Just consider the situation at Memorial Hermann Hospital, the health care system hit by Tropical Storm Allison last year. Although several buildings in the hospital system were out of commission for several days following Allison’s deluge, the system did not suffer any loss of critical data. David Bradshaw, chief information officer of Memorial Hermann, told the Houston Business Journal that the system had a disaster plan in effect for some time, and had even raised the floor of its basement data center a few years ago (see “Unwiring America: A New Era in Communications,” Dec. 21, 2001).

Make a New Plan, Stan
“Regardless of the storage medium (paper, film, data) planning ahead is key,” stressed Elkins. And if you don’t know where to begin, she suggested, consider your priorities. Ask yourself, “What could be recovered and what could not, given a disaster?” Frank Nosalek, senior consultant for Beacon Partners, Norwell, MA, has the same advice:”[Disaster recovery planning] begins with an assessment of the needs of the organization prior to finalizing the scope of the plan, with HIPAA-compliance needs an integral part of the assessment,” he notes (see “Disaster Recovery Planning,” ADVANCE for Health Information Executives, April 2002). According to Nosalek, a plan provides what he calls a “roadmap” for specific preparations prior to a disaster, as well as “the emergency procedures to be followed immediately after a disaster.” In addition, he suggested that key staff receive a copy of the plan. “An important benefit of distributing your plan is that you foster a greater awareness of the organization’s efforts to be prepared for an emergency.”

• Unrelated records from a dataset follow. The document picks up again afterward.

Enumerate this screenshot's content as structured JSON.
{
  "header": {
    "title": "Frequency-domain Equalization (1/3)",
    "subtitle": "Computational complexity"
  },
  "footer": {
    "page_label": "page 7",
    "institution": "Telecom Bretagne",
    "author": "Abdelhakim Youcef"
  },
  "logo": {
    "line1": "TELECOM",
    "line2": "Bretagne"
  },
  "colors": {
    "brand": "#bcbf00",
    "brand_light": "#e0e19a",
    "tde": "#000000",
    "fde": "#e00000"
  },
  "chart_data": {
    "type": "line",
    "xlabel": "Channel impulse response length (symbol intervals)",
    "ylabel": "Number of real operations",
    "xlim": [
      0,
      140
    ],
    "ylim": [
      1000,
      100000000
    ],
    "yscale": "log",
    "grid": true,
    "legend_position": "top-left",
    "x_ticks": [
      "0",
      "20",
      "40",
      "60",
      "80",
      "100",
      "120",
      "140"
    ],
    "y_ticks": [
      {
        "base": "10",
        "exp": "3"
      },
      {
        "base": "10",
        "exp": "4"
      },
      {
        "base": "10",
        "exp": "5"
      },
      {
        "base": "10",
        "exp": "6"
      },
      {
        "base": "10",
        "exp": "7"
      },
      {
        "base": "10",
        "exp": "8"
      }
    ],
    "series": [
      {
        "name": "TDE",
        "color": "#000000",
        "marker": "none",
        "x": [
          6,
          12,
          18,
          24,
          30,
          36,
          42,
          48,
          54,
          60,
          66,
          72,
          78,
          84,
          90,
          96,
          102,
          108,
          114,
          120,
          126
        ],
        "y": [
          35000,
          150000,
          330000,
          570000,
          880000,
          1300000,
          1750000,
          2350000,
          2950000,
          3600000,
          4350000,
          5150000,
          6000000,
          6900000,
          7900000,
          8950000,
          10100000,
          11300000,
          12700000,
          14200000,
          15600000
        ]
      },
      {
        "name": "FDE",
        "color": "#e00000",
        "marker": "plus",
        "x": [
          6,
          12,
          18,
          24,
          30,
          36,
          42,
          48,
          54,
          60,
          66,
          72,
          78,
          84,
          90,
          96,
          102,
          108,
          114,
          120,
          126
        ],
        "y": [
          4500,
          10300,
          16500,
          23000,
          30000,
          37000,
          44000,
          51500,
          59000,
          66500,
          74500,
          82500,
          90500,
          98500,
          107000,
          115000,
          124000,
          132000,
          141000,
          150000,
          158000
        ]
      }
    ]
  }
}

Protect That Data, or Else
In terms of budgeting for a disaster and devising a recovery plan, it may actually fall under a facility’s HIPAA budget, given the proposed security regulation requirement for safeguarding electronic data from vulnerabiIities. As Nosalek suggested, “Vulnerabilities must be identified, data analyzed and recommendations made to minimize or eliminate the risks.”

Finally, as Mark Hays pointed out in the American Health Information Management Association’s In Confidence newsletter, the Gramm-Leach-Bliley (GLB) Act may address health care facilities’ responsibilities to protect specific data against hazards as well “GLB and Healthcare: The Other Privacy Regulation” November/December 2001). GLB, commonly thought to affect banks and credit card companies, contains provisions for protection against “any anticipated threats or hazards to private data,” according to Hays. In fact, “This GLB requirement goes beyond the existing requirements of HIPPA, which do not speak directly to anticipated threats, databases and infra-structure—and will impact every health care information system that processes or stores private data.”

But before facilities invest time and money protecting their data from the unknown disasters, SMART’s Guertin cautions that precaution is relative. “Even before September 11 each business has had to look at its situation,” he said, stressing that if an organization believes it has all of its bases covered—and has tested out its backup plan, they may not require outside assistance. The protective measures a facility takes will vary based on size, but in every case, an organization is only as good as its data. Without the data, Guertin said, You’ve got to ask yourself, ‘How will my business go on?”